La soledad no era allí mayor pero sí que se encontraba con menos gente. Aún no conocía a sus vecinos, por lo general parejas jóvenes con niños pequeños, llorosos, mocosos y gritones y sin embargo su corazón agradecía esa calidez. Procuraba dar una vuelta por la zona, donde se cruzaba con los que iban paseando sus perros, entregados a sus necesidades con el pretexto de sentirse sus dueños; otros haciendo footing o con bicicletas y mujeres de cierta edad que acostumbran a andar para mantener a raya su colesterol. El parque era perfecto para sus paseos, allí entre sus plantas recién sembrada, sus árboles, que aún no conseguían dar sombras, pero con bancos generosos para el descanso y el deleite de observar; observar a los otros, los que viven. Él rebajó el ritmo, ya nada era igual. Sí, respiraba, dormía, comía pero este ser vivo abandonó hace tiempo el tren del que se bajó, o más bien, lo tiraron. Así se sentía como un viejo, sentado en banco de estación, viendo a los pasajeros en su trajín vital, sus idas y venidas. Para él, la distancia era corta y para ella le bastan los pies.

Esa mañana lucía un día de esos que te entran ganas de vivir, donde todo es hermoso, la gente amable, el aire, su olor perfumado que alimenta los bonitos recuerdos y los pensamientos tiernos, todo tiene una tonalidad blanca como la luz descomponiéndose en un arco iris de emociones coloridas y positivas. Estaba bien entrada la primavera pero el sol aún se hacía soportable, así que entró en el parque, jugaba unos niños con una pelota, otros andaban por los columpios, las madres charlaban y reían. De vez en cuando gritaban un nombre seguido de alguna advertencia: ¡Rubén, cuidado que te vas a dar! ¡Carlos, Javier, no juguéis así que os vais a hacer daño! ¡María no le des tan fuerte a tu hermano, que lo vas a caer! Un continuo juego de control y habilidad para escapar de él. Un hombre paseaba con un perro pequeño y peludo a pesar de los carteles que prohibían su entrada. Las mujeres lo miraron desafiantes, sin atreverse a decirles nada, esperando que interpretra sus miradas asesinas –lástima no viniera ahora la policía y le pusiera una buena multa- decía una a la otra bajito, como se dicen los secretos.
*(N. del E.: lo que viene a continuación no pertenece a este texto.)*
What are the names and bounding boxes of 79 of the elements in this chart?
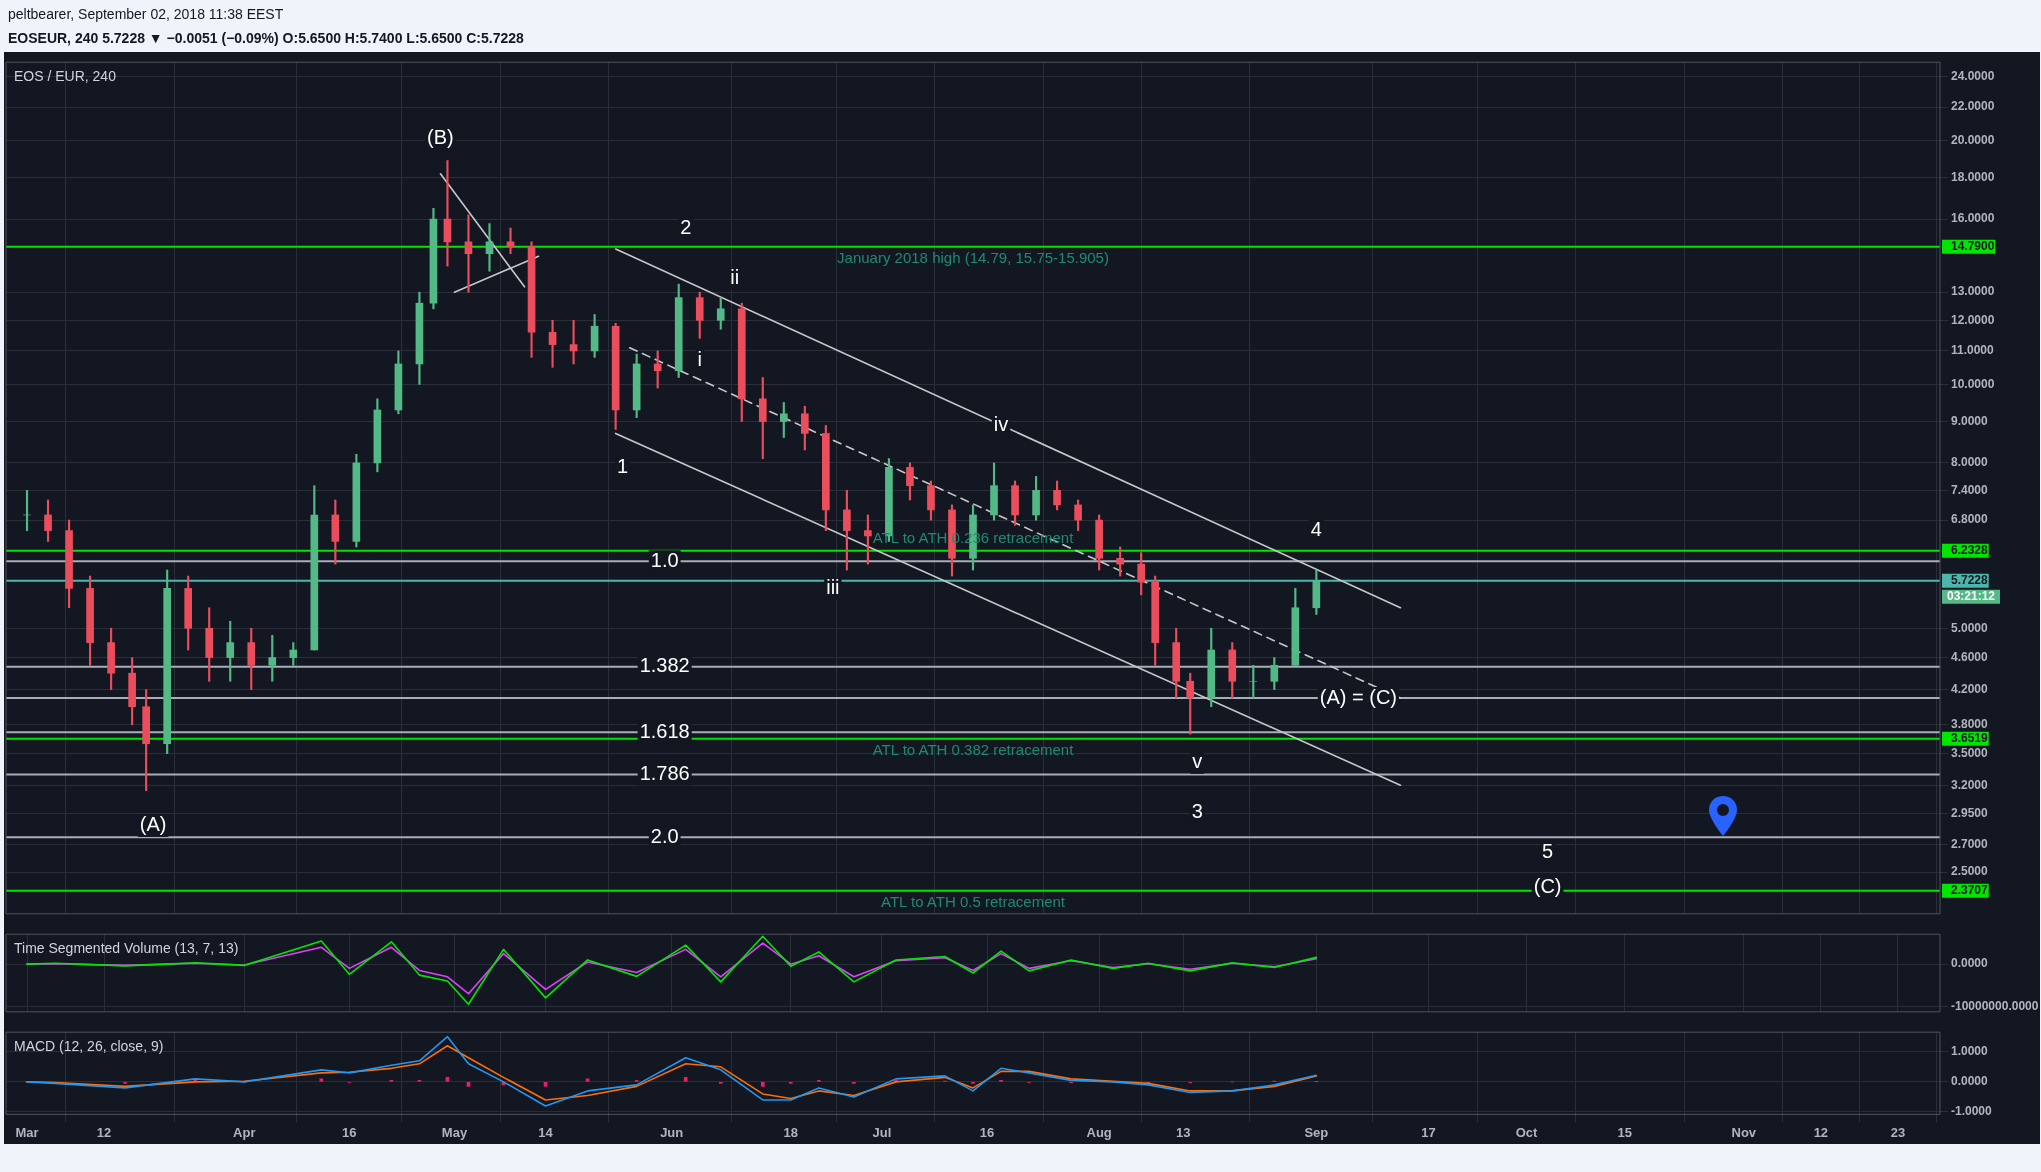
- annotation: 1: [617, 454, 629, 477]
- x-tick-label: 23: [1890, 1124, 1906, 1140]
- annotation: iii: [826, 575, 840, 598]
- x-tick-label: 17: [1421, 1124, 1436, 1140]
- chart-subtitle: EOSEUR, 240 5.7228 ▼ −0.0051 (−0.09%) O:5.6500 H:5.7400 L:5.6500 C:5.7228: [8, 29, 524, 48]
- y-tick-label: 0.0000: [1951, 956, 1989, 971]
- annotation: (C): [1533, 875, 1562, 898]
- annotation: iv: [993, 412, 1009, 435]
- annotation: 2: [680, 215, 692, 238]
- y-tick-label: 22.0000: [1951, 99, 1995, 114]
- x-tick-label: Nov: [1731, 1124, 1757, 1140]
- y-tick-label: 6.2328: [1951, 543, 1989, 558]
- x-tick-label: Mar: [15, 1124, 39, 1140]
- annotation: i: [697, 348, 702, 371]
- y-tick-label: 10.0000: [1951, 376, 1995, 391]
- y-tick-label: 2.3707: [1951, 883, 1989, 898]
- y-tick-label: 1.0000: [1951, 1044, 1989, 1059]
- annotation: 2.0: [650, 824, 679, 847]
- y-tick-label: 3.5000: [1951, 746, 1989, 760]
- ref-line-label: ATL to ATH 0.5 retracement: [881, 892, 1066, 910]
- ref-line-label: ATL to ATH 0.382 retracement: [872, 740, 1075, 758]
- x-tick-label: Sep: [1304, 1124, 1329, 1140]
- y-tick-label: 20.0000: [1951, 132, 1995, 147]
- x-tick-label: 14: [538, 1124, 554, 1140]
- x-tick-label: Jun: [660, 1124, 684, 1140]
- y-tick-label: 11.0000: [1951, 343, 1995, 358]
- y-tick-label: 14.7900: [1951, 239, 1995, 254]
- annotation: 1.786: [639, 761, 690, 784]
- y-tick-label: 8.0000: [1951, 455, 1989, 470]
- x-tick-label: 15: [1617, 1124, 1632, 1140]
- x-tick-label: 13: [1175, 1124, 1191, 1140]
- annotation: 3: [1191, 800, 1203, 823]
- y-tick-label: 16.0000: [1951, 211, 1995, 226]
- y-tick-label: 2.7000: [1951, 837, 1989, 852]
- y-tick-label: 18.0000: [1951, 170, 1995, 185]
- y-tick-label: 2.5000: [1951, 864, 1989, 879]
- x-tick-label: 18: [783, 1124, 799, 1140]
- annotation: v: [1192, 750, 1203, 773]
- y-tick-label: 2.9500: [1951, 806, 1989, 821]
- y-tick-label: 9.0000: [1951, 413, 1989, 428]
- x-tick-label: 16: [979, 1124, 995, 1140]
- y-tick-label: -10000000.0000: [1951, 998, 2039, 1013]
- x-tick-label: 16: [342, 1124, 357, 1140]
- y-tick-label: 13.0000: [1951, 284, 1995, 299]
- text: 03:21:12: [1947, 589, 1996, 604]
- y-tick-label: -1.0000: [1951, 1104, 1993, 1119]
- x-tick-label: Aug: [1086, 1124, 1112, 1140]
- annotation: 1.618: [639, 719, 690, 742]
- y-tick-label: 4.6000: [1951, 649, 1989, 664]
- y-tick-label: 0.0000: [1951, 1074, 1989, 1089]
- annotation: 4: [1310, 518, 1322, 541]
- y-tick-label: 3.6519: [1951, 731, 1989, 746]
- x-tick-label: 12: [1813, 1124, 1829, 1140]
- text: MACD (12, 26, close, 9): [14, 1038, 164, 1055]
- y-tick-label: 5.0000: [1951, 620, 1989, 635]
- ref-line-label: January 2018 high (14.79, 15.75-15.905): [837, 248, 1109, 266]
- x-tick-label: May: [441, 1124, 468, 1140]
- annotation: (A) = (C): [1319, 685, 1398, 708]
- y-tick-label: 3.2000: [1951, 777, 1989, 792]
- text: peltbearer, September 02, 2018 11:38 EEST: [8, 5, 285, 24]
- y-tick-label: 12.0000: [1951, 312, 1995, 327]
- x-tick-label: Apr: [233, 1124, 256, 1140]
- chart-title: Time Segmented Volume (13, 7, 13): [14, 940, 239, 957]
- annotation: ii: [730, 266, 740, 289]
- annotation: 1.0: [650, 548, 679, 571]
- y-tick-label: 6.8000: [1951, 512, 1989, 527]
- y-tick-label: 7.4000: [1951, 482, 1989, 497]
- chart-title: EOS / EUR, 240: [14, 68, 117, 85]
- y-tick-label: 3.8000: [1951, 717, 1989, 732]
- annotation: (A): [139, 813, 167, 836]
- y-tick-label: 24.0000: [1951, 68, 1995, 83]
- x-tick-label: Oct: [1515, 1124, 1539, 1140]
- x-tick-label: Jul: [872, 1124, 892, 1140]
- y-tick-label: 4.2000: [1951, 681, 1989, 696]
- annotation: 1.382: [639, 654, 690, 677]
- x-tick-label: 12: [96, 1124, 112, 1140]
- annotation: 5: [1542, 840, 1554, 863]
- annotation: (B): [427, 126, 454, 149]
- y-tick-label: 5.7228: [1951, 573, 1989, 588]
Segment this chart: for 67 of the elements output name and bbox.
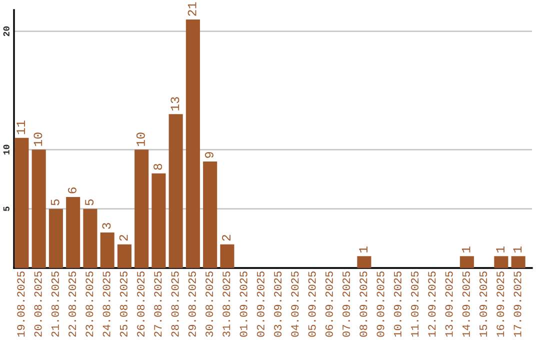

Al rato, se levantaron llamando a voces a sus hijos, el infractor y su perro también marcharon y él quedó feliz, solitario, respirando la mañana como si esnifara una droga que le aportaba vitalidad.

De pronto la vio, reconoció su figura inconfundible, conocía tan bien cada línea de su cuerpo, esos límites, esas carreteras secundarias y autopistas sin peajes, que tantas veces había delimitado con sus manos. Se acercó, ¿qué haces aquí? ¿Por dónde viniste? dijo con extrañeza fingida ¿Dónde iba a estar si no? me dejaste en aquella casa sola. Por eso te dejé la ventana abierta. Sí, pero tuve que presenciar aquel destrozo, nuestros humores salieron huyendo, nuestras palabras dichas, sepultadas; entre los escombros nuestros besos y abrazos, nuestros lloros y rezos; y aquellos monstruos de hierro ahogando las risas de nuestros hijos. Vente conmigo, te enseñaré nuestro nuevo hogar. Allí de nuevo lo llenaremos de amor. Ella le miró, se te ve cansado, no, sólo estoy viejo.

Aquella noche hicieron el amor como sólo se hace en los sueños. Por la mañana el teléfono sonaba insistentemente. Nadie lo cogió.